China's share in India's Imports: An analysis with focus on Intermediates and Capital Goods

India's trade dependence on China has been a subject of intense discussion, often focusing on the value of imports and the balance of trade that is heavily tilted against India. We imported around 101.7 Billion USD worth of goods from China during FY23-24 and exported just 16.7 Billion USD worth of goods to China. This makes China the largest trading partner, and raises some critical questions. 

The questions that come to mind are:

1.   Why do we import so much from China?

2.   What do we import from China? Can we avoid these imports? Are there items in our imports for which we are critically dependent on China?

3.   What can we do to decrease imports from China in the medium to long run? What measures are others taking? Would such measures impact us and how?

Before we attempt to answer these, we need to analyze what we import from China. Let's dive into it. I have used the Broad Economic Categories (BEC) classification as it gives more meaningful analysis of data for our purpose. I have added a footnote to explain the reasoning and methodology at the end. It also explains the meaning of hybrid categories such as Consumer/Intermediate. 

Based on BEC categories, the imports from China for the last four financial years including FY24 are as follows: 

Table on imports from China as per BEC classification

For easier visual comparison, here's the pyplot (reproduction code at my github repo here): 
Fig: Visual comparison of imports from China as per BEC classification

Quick Observations:

  • Total imports from China constitute 15% of India’s total imports during FY23-24. The total imports of India stood at 675.44 billion USD.
  • Intermediate and capital goods form the major share of imports from China into India.
  • Consumer goods imports are falling, both in absolute terms and as a proportion of total imports.
  • Capital goods imports are falling as a share of the total but are rising slightly in absolute terms.
  • Imports of intermediate goods are on the rise, both in absolute terms and as a proportion of the total imports.

We are now reasonably placed to answer the first question: why do we import so much from China? We are not alone. Most other leading economies are critically dependent on China for a lot of imports. The table below shows the figures (CY2022) for leading Chinese trade partners, from China’s point of view.


Table: Chinese trade with partners. Source: Wikipedia

We are in good company here. The US, EU, UK, ASEAN and many others are sailing with us in terms of large imports from China and a steep trade deficit. However, if we notice the ratio of exports to imports, we are the worst sufferers when compared to any other trade partners of China, except the Dutch. The story remains the same even in the calendar year 2023. In short, we import so much from China, as does the rest of the world. Blame it on cheap exports from China, their productivity, their scale, state subsidies or whatever. We are not doing anything unique by importing so much from the Chinese - just that we don't have as cordial a relation otherwise and that's a matter of concern geopolitically. 

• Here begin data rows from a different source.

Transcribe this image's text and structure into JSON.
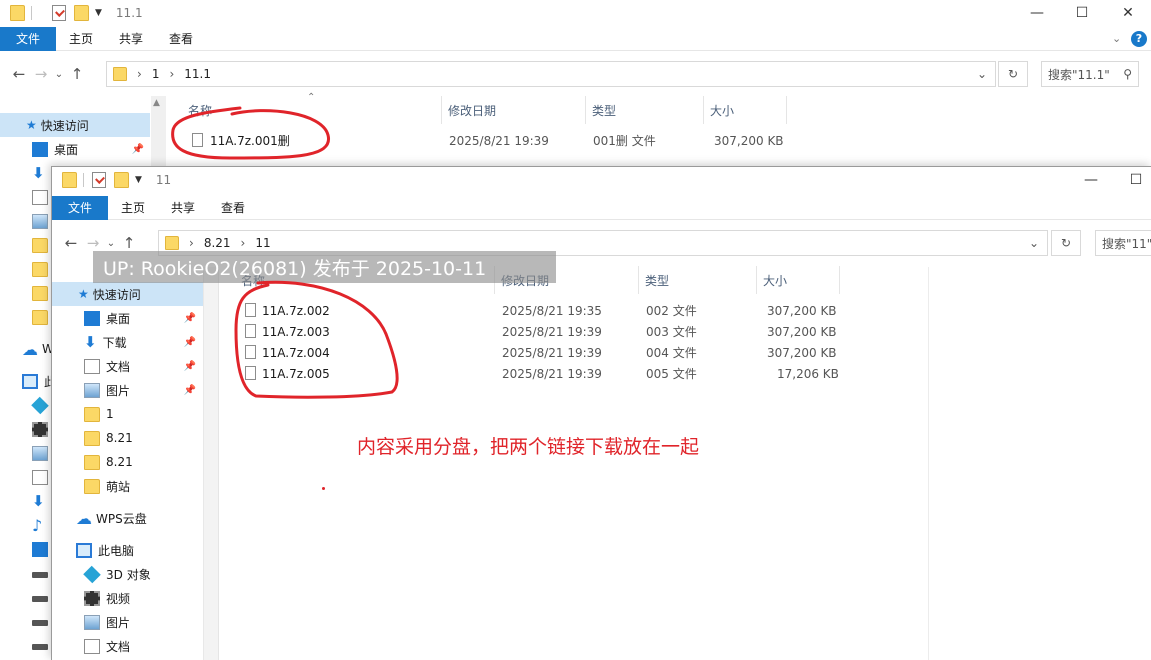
{
  "back_window": {
    "title": "11.1",
    "ribbon_tabs": [
      "文件",
      "主页",
      "共享",
      "查看"
    ],
    "path": [
      "1",
      "11.1"
    ],
    "search_placeholder": "搜索\"11.1\"",
    "columns": {
      "name": "名称",
      "modified": "修改日期",
      "type": "类型",
      "size": "大小"
    },
    "files": [
      {
        "name": "11A.7z.001删",
        "modified": "2025/8/21 19:39",
        "type": "001删 文件",
        "size": "307,200 KB"
      }
    ],
    "sidebar": {
      "quick_access": "快速访问",
      "desktop": "桌面",
      "wps": "W",
      "this_pc": "此"
    }
  },
  "front_window": {
    "title": "11",
    "ribbon_tabs": [
      "文件",
      "主页",
      "共享",
      "查看"
    ],
    "path": [
      "8.21",
      "11"
    ],
    "search_placeholder": "搜索\"11\"",
    "columns": {
      "name": "名称",
      "modified": "修改日期",
      "type": "类型",
      "size": "大小"
    },
    "files": [
      {
        "name": "11A.7z.002",
        "modified": "2025/8/21 19:35",
        "type": "002 文件",
        "size": "307,200 KB"
      },
      {
        "name": "11A.7z.003",
        "modified": "2025/8/21 19:39",
        "type": "003 文件",
        "size": "307,200 KB"
      },
      {
        "name": "11A.7z.004",
        "modified": "2025/8/21 19:39",
        "type": "004 文件",
        "size": "307,200 KB"
      },
      {
        "name": "11A.7z.005",
        "modified": "2025/8/21 19:39",
        "type": "005 文件",
        "size": "17,206 KB"
      }
    ],
    "sidebar": {
      "quick_access": "快速访问",
      "items": [
        "桌面",
        "下载",
        "文档",
        "图片",
        "1",
        "8.21",
        "8.21",
        "萌站"
      ],
      "wps": "WPS云盘",
      "this_pc": "此电脑",
      "pc_items": [
        "3D 对象",
        "视频",
        "图片",
        "文档"
      ]
    }
  },
  "overlay": {
    "watermark": "UP: RookieO2(26081) 发布于 2025-10-11",
    "note": "内容采用分盘，把两个链接下载放在一起"
  },
  "colors": {
    "annotation_red": "#e0242a",
    "file_tab_blue": "#1979ca",
    "folder_yellow": "#fbd866"
  },
  "icons": [
    "folder-icon",
    "properties-icon",
    "minimize-icon",
    "maximize-icon",
    "close-icon",
    "help-icon",
    "back-icon",
    "forward-icon",
    "up-icon",
    "refresh-icon",
    "search-icon",
    "pin-icon",
    "file-icon"
  ]
}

Now we move on to the second question: what do we import from China? Can we avoid these imports? Are there items of imports for which we are critically dependent on China? Let's start with the intermediate goods. 

The top intermediate goods, by value, that were imported into India during FY23-24 are: 
 
Table: Top intermediate goods imports into India

Intermediate goods are inputs for final goods and may therefore be critical for the manufacturing and exporting industries. For example the top imports we see under HS 851779 code are actually parts of mobile/smartphones that are used in making assembled mobile phones in India. While India climbs up the ladder of mobile phone manufacturing through the PLI scheme and other policy measures, these imports are critical for the industry for now. To give another example, HS294110(Penicillin) and 294190(Rifampicin etc.) are API/bulk drugs (antibiotics) which are further used by the industry to create dosages in the form of injections, capsules and so on which are also exported from India. These too are critical inputs. India is working on creating a stronger API/bulk drug manufacturing ecosystem through the PLI scheme and both the mentioned HS codes are covered under Serial number 1 and 10 of the approved list of bulk drugs under the scheme.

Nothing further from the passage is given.